Biografia de Lima Barreto

Afonso Henrique de Lima Barreto foi um escritor e jornalista brasileiro. Era carioca, nascido em 13 de maio de 1881. Aos sete anos perdeu…


Afonso Henrique de Lima Barreto foi um escritor e jornalista brasileiro. Era carioca, nascido em 13 de maio de 1881. Aos sete anos perdeu a mãe e logo depois o pai foi trabalhar em um almoxarifado. Morreu na cidade do Rio de Janeiro no dia 1 de novembro de 1922.

A vida

O jornalista viveu uma vida solitária e entregue ao álcool. Foi internado duas vezes com problemas sérios de alcoolismo na Colônia de Alienados na Praia Vermelha, por causa das alucinações que tinha ao beber.

Biografia de Lima Barreto

Foto: Reprodução

Carreira profissional

Terminou o curso secundário na Escola politécnica, porém teve que deixar para trás a faculdade de engenharia, pelo motivo de seu pai estar internado, por estar louco. O autor, então, assumiu como “homem da casa” e teve que trabalhar para pagar as contas.

No segundo grau, pegou gosto pela leitura, então, com uma ótima escrita iniciou a vida no jornalismo. Na época prestou serviço para Brás Cubas, Fon-Fon, Careta etc. Mas a vida jornalística não dava para viver, então procurou um segundo emprego como escrevente na Secretaria de Guera, aonde chegou a se aposentar em 1918.

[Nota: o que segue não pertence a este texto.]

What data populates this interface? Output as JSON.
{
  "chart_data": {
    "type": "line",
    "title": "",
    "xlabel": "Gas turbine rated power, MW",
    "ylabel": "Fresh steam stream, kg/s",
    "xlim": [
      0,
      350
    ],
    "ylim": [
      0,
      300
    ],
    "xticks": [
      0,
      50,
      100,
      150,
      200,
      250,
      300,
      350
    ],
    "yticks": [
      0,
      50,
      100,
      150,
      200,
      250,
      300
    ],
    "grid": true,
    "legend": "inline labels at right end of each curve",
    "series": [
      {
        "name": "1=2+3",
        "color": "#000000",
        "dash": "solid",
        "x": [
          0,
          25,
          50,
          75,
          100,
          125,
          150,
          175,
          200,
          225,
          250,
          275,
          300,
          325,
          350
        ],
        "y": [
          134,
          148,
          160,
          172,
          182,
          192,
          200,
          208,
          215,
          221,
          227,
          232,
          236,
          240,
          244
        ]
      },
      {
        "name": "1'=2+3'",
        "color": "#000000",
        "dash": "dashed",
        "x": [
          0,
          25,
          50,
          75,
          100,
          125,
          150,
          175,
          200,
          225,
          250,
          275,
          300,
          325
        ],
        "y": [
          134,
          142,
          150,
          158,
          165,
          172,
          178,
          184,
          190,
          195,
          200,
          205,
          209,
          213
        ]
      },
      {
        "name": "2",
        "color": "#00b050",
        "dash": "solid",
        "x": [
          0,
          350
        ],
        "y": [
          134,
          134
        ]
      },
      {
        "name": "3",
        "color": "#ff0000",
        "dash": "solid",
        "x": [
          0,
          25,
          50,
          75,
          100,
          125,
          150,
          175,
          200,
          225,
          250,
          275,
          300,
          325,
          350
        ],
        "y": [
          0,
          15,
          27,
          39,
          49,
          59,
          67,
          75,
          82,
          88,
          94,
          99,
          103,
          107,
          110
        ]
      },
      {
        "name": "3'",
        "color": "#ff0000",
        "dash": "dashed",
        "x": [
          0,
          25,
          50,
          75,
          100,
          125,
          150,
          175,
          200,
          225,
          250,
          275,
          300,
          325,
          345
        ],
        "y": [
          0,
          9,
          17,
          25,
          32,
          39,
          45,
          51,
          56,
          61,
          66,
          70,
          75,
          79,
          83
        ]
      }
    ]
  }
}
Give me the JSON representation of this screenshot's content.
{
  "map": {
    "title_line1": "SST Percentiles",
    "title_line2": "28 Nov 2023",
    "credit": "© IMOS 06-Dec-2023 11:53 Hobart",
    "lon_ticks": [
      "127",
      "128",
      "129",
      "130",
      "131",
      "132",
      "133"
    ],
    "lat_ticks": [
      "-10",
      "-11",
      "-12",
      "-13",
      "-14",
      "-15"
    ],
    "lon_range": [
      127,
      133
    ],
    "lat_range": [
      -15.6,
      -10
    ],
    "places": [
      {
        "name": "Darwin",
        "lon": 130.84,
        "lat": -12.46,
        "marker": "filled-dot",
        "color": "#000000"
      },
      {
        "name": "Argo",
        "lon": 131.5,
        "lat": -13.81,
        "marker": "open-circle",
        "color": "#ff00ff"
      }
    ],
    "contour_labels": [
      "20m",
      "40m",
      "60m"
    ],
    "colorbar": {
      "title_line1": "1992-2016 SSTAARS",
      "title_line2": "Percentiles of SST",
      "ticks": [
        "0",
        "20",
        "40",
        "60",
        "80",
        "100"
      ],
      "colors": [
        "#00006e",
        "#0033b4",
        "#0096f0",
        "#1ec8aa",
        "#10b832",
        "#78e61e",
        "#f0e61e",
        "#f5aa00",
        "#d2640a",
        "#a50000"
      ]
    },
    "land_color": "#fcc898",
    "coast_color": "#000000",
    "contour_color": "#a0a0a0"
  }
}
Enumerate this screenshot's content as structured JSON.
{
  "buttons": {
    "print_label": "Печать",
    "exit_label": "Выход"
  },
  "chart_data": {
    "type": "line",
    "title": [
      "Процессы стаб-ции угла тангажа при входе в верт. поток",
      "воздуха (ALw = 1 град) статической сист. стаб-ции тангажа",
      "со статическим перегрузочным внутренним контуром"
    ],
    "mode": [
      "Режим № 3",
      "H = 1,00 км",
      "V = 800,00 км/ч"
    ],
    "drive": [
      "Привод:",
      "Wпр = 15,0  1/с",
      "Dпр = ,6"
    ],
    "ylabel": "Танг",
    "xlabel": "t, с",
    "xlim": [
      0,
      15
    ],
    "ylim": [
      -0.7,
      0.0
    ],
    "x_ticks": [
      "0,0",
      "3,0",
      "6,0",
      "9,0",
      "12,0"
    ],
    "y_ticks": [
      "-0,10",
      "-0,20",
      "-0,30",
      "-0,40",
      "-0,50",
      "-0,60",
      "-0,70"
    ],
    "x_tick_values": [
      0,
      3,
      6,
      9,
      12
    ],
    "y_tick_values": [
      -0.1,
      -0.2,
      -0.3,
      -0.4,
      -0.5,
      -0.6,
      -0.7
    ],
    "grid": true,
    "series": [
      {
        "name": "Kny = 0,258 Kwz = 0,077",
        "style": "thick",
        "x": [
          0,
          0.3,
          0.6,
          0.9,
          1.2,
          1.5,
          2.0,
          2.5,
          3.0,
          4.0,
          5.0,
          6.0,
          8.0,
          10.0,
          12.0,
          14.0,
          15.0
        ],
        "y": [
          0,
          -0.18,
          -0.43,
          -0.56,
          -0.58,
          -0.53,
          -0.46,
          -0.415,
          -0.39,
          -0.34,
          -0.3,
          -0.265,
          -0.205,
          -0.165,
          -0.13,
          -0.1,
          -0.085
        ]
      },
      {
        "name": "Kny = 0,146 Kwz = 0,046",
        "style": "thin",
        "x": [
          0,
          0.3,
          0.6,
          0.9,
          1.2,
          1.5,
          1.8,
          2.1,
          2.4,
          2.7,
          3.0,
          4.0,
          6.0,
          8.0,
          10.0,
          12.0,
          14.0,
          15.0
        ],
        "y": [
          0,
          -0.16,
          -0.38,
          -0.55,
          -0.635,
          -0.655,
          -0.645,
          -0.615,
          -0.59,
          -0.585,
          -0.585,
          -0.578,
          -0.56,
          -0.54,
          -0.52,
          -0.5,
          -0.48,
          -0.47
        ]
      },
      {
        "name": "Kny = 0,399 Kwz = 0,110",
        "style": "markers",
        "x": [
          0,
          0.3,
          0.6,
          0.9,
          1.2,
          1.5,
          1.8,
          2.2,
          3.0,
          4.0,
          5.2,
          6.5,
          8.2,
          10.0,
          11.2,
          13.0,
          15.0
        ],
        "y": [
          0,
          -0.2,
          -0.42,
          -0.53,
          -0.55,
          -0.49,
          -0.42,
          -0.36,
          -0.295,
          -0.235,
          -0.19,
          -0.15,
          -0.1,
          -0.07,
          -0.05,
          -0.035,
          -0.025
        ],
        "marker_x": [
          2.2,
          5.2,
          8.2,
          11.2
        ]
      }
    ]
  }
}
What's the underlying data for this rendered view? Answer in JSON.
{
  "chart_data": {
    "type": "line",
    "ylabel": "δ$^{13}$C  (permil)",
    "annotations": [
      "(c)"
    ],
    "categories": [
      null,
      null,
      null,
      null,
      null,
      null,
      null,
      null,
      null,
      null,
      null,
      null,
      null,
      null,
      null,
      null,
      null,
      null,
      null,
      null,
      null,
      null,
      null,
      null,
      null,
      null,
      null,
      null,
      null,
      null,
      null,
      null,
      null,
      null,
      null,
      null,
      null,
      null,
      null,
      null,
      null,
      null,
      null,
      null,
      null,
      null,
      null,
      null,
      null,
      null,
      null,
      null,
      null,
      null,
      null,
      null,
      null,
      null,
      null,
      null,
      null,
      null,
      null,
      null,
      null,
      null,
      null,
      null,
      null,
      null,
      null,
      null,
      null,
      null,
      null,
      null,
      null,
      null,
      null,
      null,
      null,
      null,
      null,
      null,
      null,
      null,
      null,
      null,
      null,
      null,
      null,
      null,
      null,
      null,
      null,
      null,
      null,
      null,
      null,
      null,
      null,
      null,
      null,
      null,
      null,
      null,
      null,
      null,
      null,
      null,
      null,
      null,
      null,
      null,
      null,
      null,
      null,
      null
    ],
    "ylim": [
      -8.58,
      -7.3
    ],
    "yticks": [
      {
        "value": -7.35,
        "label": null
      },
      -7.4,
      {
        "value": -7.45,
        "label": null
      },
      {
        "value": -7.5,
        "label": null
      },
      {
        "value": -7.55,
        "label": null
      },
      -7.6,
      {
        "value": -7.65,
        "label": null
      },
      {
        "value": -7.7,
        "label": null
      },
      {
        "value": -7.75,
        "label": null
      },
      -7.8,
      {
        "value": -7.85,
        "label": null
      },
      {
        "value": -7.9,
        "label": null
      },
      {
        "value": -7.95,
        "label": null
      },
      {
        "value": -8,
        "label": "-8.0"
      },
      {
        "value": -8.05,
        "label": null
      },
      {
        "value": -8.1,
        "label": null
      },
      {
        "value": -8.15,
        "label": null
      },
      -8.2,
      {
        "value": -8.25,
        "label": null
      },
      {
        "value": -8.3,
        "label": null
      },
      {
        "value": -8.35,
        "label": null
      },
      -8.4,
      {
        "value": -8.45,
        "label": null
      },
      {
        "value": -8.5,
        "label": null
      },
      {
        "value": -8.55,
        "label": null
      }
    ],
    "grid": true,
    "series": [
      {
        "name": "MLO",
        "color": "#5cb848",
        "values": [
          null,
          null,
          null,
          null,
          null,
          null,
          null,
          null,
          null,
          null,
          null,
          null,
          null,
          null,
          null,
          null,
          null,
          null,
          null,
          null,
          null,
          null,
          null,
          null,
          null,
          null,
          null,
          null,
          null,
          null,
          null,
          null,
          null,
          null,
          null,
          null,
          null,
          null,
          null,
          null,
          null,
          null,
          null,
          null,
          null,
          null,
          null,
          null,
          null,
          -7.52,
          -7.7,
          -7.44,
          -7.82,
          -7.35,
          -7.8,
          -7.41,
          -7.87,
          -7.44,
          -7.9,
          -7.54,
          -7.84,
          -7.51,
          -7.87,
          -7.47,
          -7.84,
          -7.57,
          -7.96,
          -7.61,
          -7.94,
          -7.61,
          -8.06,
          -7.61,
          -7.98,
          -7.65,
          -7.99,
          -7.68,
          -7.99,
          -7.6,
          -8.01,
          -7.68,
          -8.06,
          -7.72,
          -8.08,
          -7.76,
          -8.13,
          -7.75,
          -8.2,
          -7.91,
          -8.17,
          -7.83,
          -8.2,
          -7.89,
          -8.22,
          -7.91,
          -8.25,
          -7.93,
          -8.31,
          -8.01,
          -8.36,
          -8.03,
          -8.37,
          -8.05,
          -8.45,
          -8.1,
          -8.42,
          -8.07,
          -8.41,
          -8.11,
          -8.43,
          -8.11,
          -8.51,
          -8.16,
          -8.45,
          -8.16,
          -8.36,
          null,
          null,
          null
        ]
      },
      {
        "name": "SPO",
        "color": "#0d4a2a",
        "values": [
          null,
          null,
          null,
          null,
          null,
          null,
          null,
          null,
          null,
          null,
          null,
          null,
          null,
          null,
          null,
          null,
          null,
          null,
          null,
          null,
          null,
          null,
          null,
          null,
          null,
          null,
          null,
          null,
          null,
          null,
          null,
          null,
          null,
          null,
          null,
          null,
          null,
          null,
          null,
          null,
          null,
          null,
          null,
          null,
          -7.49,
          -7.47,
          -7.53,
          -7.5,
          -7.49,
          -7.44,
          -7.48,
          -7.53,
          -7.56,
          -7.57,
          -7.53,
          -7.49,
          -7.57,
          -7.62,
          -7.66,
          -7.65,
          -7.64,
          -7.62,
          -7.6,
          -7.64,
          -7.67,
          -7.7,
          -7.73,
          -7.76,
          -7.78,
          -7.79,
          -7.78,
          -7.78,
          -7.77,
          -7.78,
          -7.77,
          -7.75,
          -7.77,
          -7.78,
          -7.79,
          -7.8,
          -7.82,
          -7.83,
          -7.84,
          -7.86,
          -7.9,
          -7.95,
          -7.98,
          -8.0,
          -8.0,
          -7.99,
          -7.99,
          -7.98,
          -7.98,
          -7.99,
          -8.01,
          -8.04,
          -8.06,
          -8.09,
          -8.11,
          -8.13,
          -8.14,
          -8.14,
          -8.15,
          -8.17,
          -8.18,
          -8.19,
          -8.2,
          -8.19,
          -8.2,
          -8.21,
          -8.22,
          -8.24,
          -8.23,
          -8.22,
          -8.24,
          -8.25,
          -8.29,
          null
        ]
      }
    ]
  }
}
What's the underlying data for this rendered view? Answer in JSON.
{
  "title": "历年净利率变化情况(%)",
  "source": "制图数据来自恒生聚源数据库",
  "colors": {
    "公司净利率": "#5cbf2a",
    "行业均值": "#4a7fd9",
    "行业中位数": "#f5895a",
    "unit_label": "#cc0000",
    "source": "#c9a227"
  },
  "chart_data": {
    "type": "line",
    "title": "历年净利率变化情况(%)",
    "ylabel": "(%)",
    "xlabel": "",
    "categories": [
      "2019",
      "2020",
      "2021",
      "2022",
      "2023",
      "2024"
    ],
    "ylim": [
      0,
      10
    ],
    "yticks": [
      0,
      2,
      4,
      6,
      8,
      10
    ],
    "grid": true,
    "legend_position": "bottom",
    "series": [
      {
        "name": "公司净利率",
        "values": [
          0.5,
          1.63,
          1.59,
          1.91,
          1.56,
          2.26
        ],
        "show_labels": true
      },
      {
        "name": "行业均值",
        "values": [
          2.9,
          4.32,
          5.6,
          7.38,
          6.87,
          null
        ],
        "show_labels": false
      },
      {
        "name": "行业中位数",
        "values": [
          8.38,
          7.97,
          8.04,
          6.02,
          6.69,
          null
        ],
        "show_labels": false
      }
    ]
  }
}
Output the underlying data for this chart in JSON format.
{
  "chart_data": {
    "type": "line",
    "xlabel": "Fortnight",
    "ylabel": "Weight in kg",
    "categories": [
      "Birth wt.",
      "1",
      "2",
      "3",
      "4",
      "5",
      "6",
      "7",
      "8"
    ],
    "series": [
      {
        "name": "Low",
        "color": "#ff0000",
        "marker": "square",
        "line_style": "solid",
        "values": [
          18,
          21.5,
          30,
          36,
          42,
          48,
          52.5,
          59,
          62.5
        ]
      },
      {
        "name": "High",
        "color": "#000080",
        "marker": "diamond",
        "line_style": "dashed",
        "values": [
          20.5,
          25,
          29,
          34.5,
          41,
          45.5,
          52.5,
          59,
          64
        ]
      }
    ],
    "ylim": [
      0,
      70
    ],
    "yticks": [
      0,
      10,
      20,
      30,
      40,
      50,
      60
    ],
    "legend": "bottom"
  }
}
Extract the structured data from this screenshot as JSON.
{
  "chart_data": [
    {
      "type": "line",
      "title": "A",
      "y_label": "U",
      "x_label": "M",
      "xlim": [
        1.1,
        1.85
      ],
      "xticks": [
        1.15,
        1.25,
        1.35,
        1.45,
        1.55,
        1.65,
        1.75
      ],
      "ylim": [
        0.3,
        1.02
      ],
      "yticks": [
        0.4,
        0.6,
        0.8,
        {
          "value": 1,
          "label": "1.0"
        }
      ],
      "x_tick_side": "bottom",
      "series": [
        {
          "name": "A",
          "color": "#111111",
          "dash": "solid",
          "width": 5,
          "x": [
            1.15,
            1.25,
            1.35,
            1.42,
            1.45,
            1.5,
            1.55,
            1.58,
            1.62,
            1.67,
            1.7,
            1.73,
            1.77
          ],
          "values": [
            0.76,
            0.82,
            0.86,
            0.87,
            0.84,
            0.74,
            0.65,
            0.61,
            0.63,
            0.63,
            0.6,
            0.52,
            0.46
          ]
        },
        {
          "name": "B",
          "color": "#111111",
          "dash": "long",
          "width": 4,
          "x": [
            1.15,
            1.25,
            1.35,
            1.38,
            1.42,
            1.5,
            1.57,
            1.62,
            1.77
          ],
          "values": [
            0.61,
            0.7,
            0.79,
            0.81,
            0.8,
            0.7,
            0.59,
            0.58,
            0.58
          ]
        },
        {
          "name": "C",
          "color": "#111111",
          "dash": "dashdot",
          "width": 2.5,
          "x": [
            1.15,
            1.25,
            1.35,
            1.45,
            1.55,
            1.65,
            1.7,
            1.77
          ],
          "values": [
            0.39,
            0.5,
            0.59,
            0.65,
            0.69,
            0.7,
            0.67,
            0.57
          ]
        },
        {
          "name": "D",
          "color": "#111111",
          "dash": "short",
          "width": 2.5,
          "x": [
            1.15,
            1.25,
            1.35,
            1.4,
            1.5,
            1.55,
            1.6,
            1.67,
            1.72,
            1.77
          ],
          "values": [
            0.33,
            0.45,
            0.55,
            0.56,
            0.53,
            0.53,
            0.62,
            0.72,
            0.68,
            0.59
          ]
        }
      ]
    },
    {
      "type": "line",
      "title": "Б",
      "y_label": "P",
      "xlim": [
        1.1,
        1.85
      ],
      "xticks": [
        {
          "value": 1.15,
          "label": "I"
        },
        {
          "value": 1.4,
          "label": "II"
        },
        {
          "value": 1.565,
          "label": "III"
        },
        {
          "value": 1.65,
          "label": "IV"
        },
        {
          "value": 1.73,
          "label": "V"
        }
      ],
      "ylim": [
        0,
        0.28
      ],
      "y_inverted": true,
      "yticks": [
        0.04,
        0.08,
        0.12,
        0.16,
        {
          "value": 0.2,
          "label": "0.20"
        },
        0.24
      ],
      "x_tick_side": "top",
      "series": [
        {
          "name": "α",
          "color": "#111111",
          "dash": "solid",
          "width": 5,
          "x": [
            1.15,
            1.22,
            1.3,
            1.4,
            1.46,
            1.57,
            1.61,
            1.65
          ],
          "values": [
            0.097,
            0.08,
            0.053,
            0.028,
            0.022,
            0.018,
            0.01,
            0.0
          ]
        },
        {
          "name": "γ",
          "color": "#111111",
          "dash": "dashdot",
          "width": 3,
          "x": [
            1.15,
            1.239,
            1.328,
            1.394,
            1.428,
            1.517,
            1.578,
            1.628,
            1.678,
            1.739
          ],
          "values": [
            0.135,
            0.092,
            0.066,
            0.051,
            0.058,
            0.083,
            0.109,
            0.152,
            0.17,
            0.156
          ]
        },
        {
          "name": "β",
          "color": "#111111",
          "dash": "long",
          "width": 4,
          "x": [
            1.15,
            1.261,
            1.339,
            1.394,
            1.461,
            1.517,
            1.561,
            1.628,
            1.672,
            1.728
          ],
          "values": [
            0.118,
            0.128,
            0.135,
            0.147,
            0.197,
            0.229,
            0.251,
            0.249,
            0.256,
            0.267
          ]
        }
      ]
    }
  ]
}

Como autor, escreveu romances, sátiras, contos, reportagens e até críticas.  Tem como principais obras: Recordações do escrivão Isaías Caminha, Triste Fim de Policarpo Quaresma. Em seus trabalhos abordava principalmente injustiças sociais, com críticas ao regime político da República Velha. O autor possuía estilo despojado, coloquial e fluente. As obras foram reconhecidas apenas após sua morte.

O Triste fim de Policarpo Quaresma

Em “O Triste fim de Policarpo Quaresma”, o autor relata a vida de um funcionário público e é tido como a principal obra. Dentre os desejos absurdos desta personagem, está o de solucionar problemas com os pais e o de oficializar o tupi como língua brasileira.

Trecho do livro

Trecho de “O Triste fim de Policarpo Quaresma”: “Demais, Senhores Congressistas, o tupi-guarani, língua originalíssima, aglutinante, é verdade, mas a que o polissintetismo dá múltiplas feições de riqueza, é a única capaz de traduzir as nossas belezas, de pôr-nos em relação com a nossa natureza e adaptar-se perfeitamente aos nossos órgãos vocais e cerebrais, por sua criação de povos que aqui viveram e ainda vivem, portanto possuidores da organização fisiológica e psicológica pare que tendemos, evitando-se dessa forma as estéreis controvérsias gramaticais, oriundas de uma difícil adaptação de uma língua de outra região à nossa organização cerebral e ao nosso aparelho vocal – controvérsias que tanto empecem o progresso da nossa cultura literária, científica e filosófica.”